In the general elections held in Denmark on June 5 to the 179-seat parliament known as Folketing, the red bloc of parties led by the Social Democrats won a majority, beating the right-wing ruling coalition led by prime minister Lars Løkke Rasmussen.
The red block parties that supported Social Democrat leader Mette Frederiksen as the candidate for prime minister won 91 of the 179 seats. It consists of the Social Democrats (48 seats), the Social Liberals (16), Socialist People’s Party (14) and the Red–Green Alliance (13 seats). The coalition got 52.1% of the vote
The incumbent ruling coalition, comprising the prime minister’s Venstre, the ultra-right Danish People’s Party (DPP) and the Liberal Alliance, got 41% of the vote. The DPP suffered a severe setback, losing 21 seats.
The left-wing pro-independence party, Inuit Ataqatigiit (member of the Nordic Green Left) secured 33.4% of the votes and 1 seat out of the two seats from Greenland.
Mette Frederiksen is likely to form a minority government, seeking support from both the left and the right on various issues. The party has often taken contradictory ideological positions, supporting welfare measures on the one hand and taking a hardline position on immigration on the other. Experts say this harsh stance on immigration may have helped it win back voters from the DPP. The other interesting development has been an improvement in the performance of parties to the left of the Social Democrats.
Arbejderen stated that social movements and the climate movement had played an active role in the elections.

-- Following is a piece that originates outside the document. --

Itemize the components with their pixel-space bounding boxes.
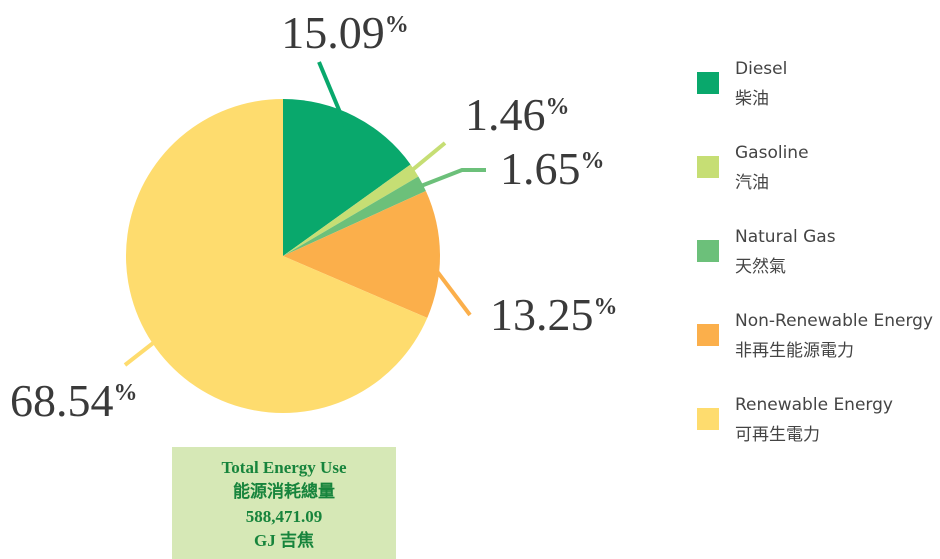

Those movements must continue the fight, go to the streets and maintain pressure so that Denmark not only gets a new government, but also a new policy, the media outlet said.
The ‘Unity List’ of the Red-Green Alliance stated that it would not impose specific demands on the new government but “..if the Unity List is to form the parliamentary basis for a new government, then this government must commit to a more green, humane and solidarity policy”.

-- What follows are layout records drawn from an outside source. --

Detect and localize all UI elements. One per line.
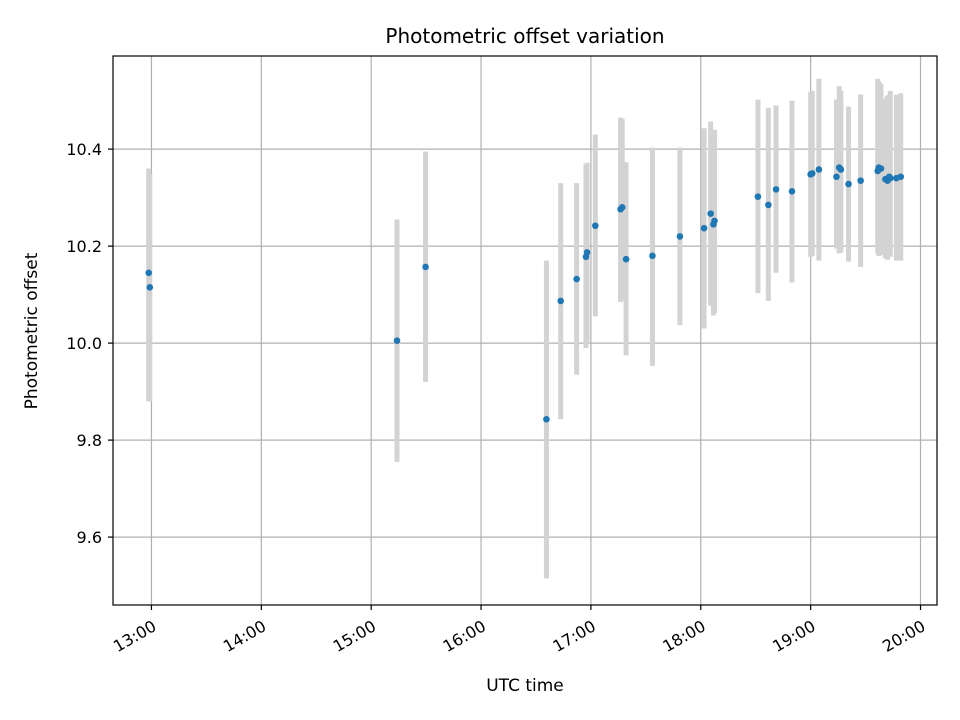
x-tick-label: 19:00: [769, 616, 818, 656]
y-axis: 9.6 9.8 10.0 10.2 10.4: [66, 140, 113, 547]
data-point: [393, 337, 401, 344]
data-point: [622, 255, 630, 263]
data-point: [887, 174, 894, 182]
data-point: [583, 249, 591, 256]
data-point: [422, 263, 429, 271]
data-point: [676, 233, 684, 240]
x-tick-label: 15:00: [330, 616, 379, 656]
data-point: [146, 284, 154, 291]
x-tick-label: 18:00: [659, 616, 708, 656]
x-tick-label: 17:00: [549, 616, 598, 656]
data-point: [573, 275, 580, 283]
y-tick-label: 10.0: [66, 334, 102, 353]
x-tick-label: 13:00: [110, 616, 159, 656]
grid: [113, 56, 937, 605]
x-tick-label: 14:00: [220, 616, 269, 656]
data-point: [618, 204, 626, 211]
y-tick-label: 10.4: [66, 140, 102, 159]
data-point: [765, 201, 772, 209]
data-point: [592, 222, 599, 230]
data-point: [833, 173, 840, 181]
data-point: [877, 165, 885, 172]
data-point: [845, 180, 852, 188]
data-point: [897, 173, 905, 181]
data-point: [815, 166, 823, 173]
data-point: [857, 177, 864, 184]
y-axis-title: Photometric offset: [22, 252, 42, 409]
data-point: [837, 166, 845, 173]
data-point: [772, 186, 780, 193]
data-point: [543, 415, 550, 423]
data-point: [711, 217, 718, 225]
data-point: [788, 188, 796, 195]
x-tick-label: 16:00: [440, 616, 489, 656]
plot-area: [112, 55, 938, 606]
x-tick-label: 20:00: [879, 616, 928, 656]
x-axis-title: UTC time: [486, 676, 564, 696]
y-tick-label: 10.2: [66, 237, 102, 256]
data-point: [649, 252, 656, 260]
chart-title: Photometric offset variation: [385, 24, 664, 48]
data-point: [809, 170, 816, 177]
data-point: [557, 297, 565, 305]
data-point: [707, 210, 714, 217]
x-axis: 13:00 14:00 15:00 16:00 17:00 18:00 19:00 20:00: [110, 605, 929, 656]
y-tick-label: 9.8: [77, 431, 102, 450]
data-points: [145, 164, 905, 423]
data-point: [754, 193, 762, 200]
y-tick-label: 9.6: [77, 528, 102, 547]
data-point: [700, 224, 708, 232]
data-point: [145, 269, 153, 277]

Søren Søndergaard from the Unity List said, “Our role is to convey and defend the demands of the popular movements – right from the parents’ movement’s requirement for minimum standards, the trade unions’ demands for fair pension schemes and the climate movement’s requirement for a climate law”.
The Red-Green Alliance was formed in 1989 as an electoral alliance of the Left Socialists (VS), Communist Party of Denmark (DKP), and the Socialist Workers Party (SAP).